Malware details
- Technical name: Mac OS/nVIR virus
- Aliases: AIDS, Fuck, Hpat, Jude, nVIR, MEV#, MODM, nCAM, nFLU, kOOL, SHIT, prod, PISS
- Type: Macintosh
- Subtype: Application infector. Nuisance; system hanger.
- Classification: Virus
- Family: nVIR, three predominant strains: nVIR-A, nVIR-B, nVIR-C
- Isolation date: 1987 (nVIR-A and nVIR-B), 1991 (nVIR-C)
- Origin: Unknown
- Author: Unknown

= NVIR =

Computer virus

nVIR is an obsolete computer virus which can replicate on Macintosh computers running any System version from 4.1 to OS 8. The source code to the original nVIR has been made widely available, and so numerous variants have arisen. Each variant causes somewhat different symptoms, such as: application crashes, printing errors on laser printers, slow system response time, or unpredictable system crashes. nVIR spreads through any nVIR-infected program, but due to the long period of time nVIR lies basically dormant in a host system, nVIR generally finds its way into system backups and is not detected until the first overt symptoms appear. For example, if a disk used in an infected Macintosh is removed and inserted in a second Macintosh, the other machine will become infected if any application on that disk is executed in the second machine. Further, any method used to transfer programs between Macintoshes will spread nVIR, including file transfer over a network. However, nVIR cannot spread via a print network's hardware.
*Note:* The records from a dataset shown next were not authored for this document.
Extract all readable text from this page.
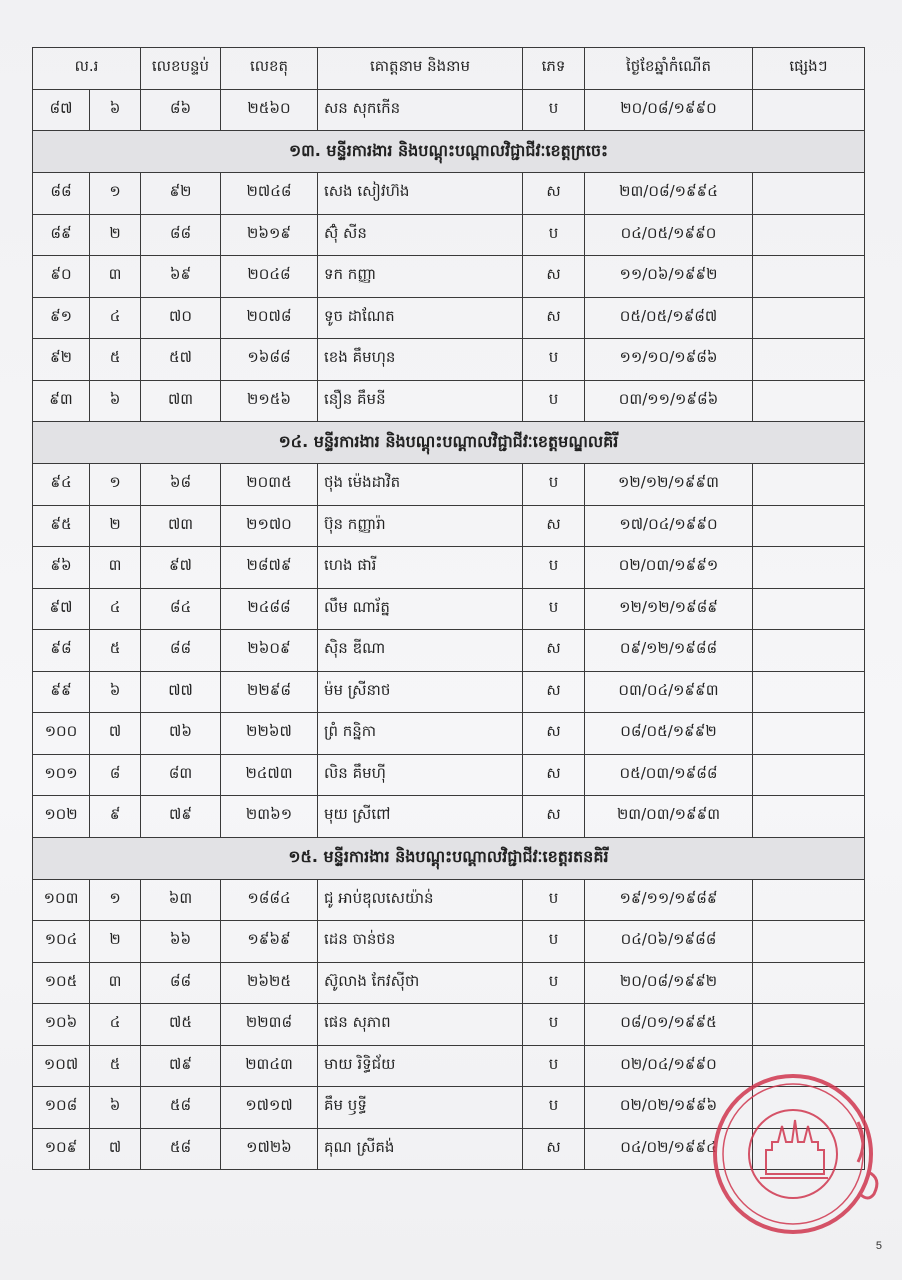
ល.រ		លេខបន្ទប់	លេខតុ	គោត្តនាម និងនាម	ភេទ	ថ្ងៃខែឆ្នាំកំណើត	ផ្សេងៗ
៨៧	៦	៨៦	២៥៦០	សន សុកកើន	ប	២០/០៨/១៩៩០	
១៣. មន្ទីរការងារ និងបណ្តុះបណ្តាលវិជ្ជាជីវៈខេត្តក្រចេះ							
៨៨	១	៩២	២៧៤៨	សេង សៀវហ៊ង	ស	២៣/០៨/១៩៩៤	
៨៩	២	៨៨	២៦១៩	ស៊ុំ សីន	ប	០៤/០៥/១៩៩០	
៩០	៣	៦៩	២០៤៨	ទក កញ្ញា	ស	១១/០៦/១៩៩២	
៩១	៤	៧០	២០៧៨	ទូច ដាណែត	ស	០៥/០៥/១៩៨៧	
៩២	៥	៥៧	១៦៨៨	ខេង គឹមហុន	ប	១១/១០/១៩៨៦	
៩៣	៦	៧៣	២១៥៦	នឿន គឹមនី	ប	០៣/១១/១៩៨៦	
១៤. មន្ទីរការងារ និងបណ្តុះបណ្តាលវិជ្ជាជីវៈខេត្តមណ្ឌលគិរី							
៩៤	១	៦៨	២០៣៥	ថុង ម៉េងដាវិត	ប	១២/១២/១៩៩៣	
៩៥	២	៧៣	២១៧០	ប៊ុន កញ្ញារ៉ា	ស	១៧/០៤/១៩៩០	
៩៦	៣	៩៧	២៨៧៩	ហេង ផារី	ប	០២/០៣/១៩៩១	
៩៧	៤	៨៤	២៤៨៨	លឹម ណារ័ត្ន	ប	១២/១២/១៩៨៩	
៩៨	៥	៨៨	២៦០៩	ស៊ិន ឌីណា	ស	០៩/១២/១៩៨៨	
៩៩	៦	៧៧	២២៩៨	ម៉ម ស្រីនាថ	ស	០៣/០៤/១៩៩៣	
១០០	៧	៧៦	២២៦៧	ព្រំ កន្និកា	ស	០៨/០៥/១៩៩២	
១០១	៨	៨៣	២៤៧៣	លិន គឹមហ៊ី	ស	០៥/០៣/១៩៨៨	
១០២	៩	៧៩	២៣៦១	មុយ ស្រីពៅ	ស	២៣/០៣/១៩៩៣	
១៥. មន្ទីរការងារ និងបណ្តុះបណ្តាលវិជ្ជាជីវៈខេត្តរតនគិរី							
១០៣	១	៦៣	១៨៨៤	ជូ អាប់ឌុលសេយ៉ាន់	ប	១៩/១១/១៩៨៩	
១០៤	២	៦៦	១៩៦៩	ដេន ចាន់ថន	ប	០៤/០៦/១៩៨៨	
១០៥	៣	៨៨	២៦២៥	ស៊ូលាង កែវស៊ីថា	ប	២០/០៨/១៩៩២	
១០៦	៤	៧៥	២២៣៨	ផេន សុភាព	ប	០៨/០១/១៩៩៥	
១០៧	៥	៧៩	២៣៤៣	មាយ រិទ្ធិជ័យ	ប	០២/០៤/១៩៩០	
១០៨	៦	៥៨	១៧១៧	គឹម ឫទ្ធី	ប	០២/០២/១៩៩៦	
១០៩	៧	៥៨	១៧២៦	គុណ ស្រីគង់	ស	០៤/០២/១៩៩៤	
5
nVIR carries an additional code resource, CODE 256 (though some variants carry CODE 255), and patches the jump table to point to it. The original application's entry point is saved in the nVIR 2 resource. nVIR introduces to the System file the INIT 32 resource which is executed at startup, at which time nVIR patches the TEInit trap. Any application subsequently calling this trap will be infected. The nVIR 3 (or nVIR 5) resource is a copy of INIT 32. An nVIR 10 resource in the System file will prevent nVIR infection. If an application calls OpenResFile prior to TEInit, that application will be damaged.

nVIR 0 resource holds a counter that is set to 1000 on the first infection of the system. Each reboot decrements the counter by 1. Each application launch decrements it by 2. When the counter reaches 0, nVIR will beep 1 out of 8 reboots and 1 of 4 infected application launches. If MacinTalk is installed in the machine's System folder, the machine may occasionally say "Don't Panic". Otherwise, it may beep unexpectedly.

nVIR has been known to 'hybridize' with different variants of nVIR on the same machine.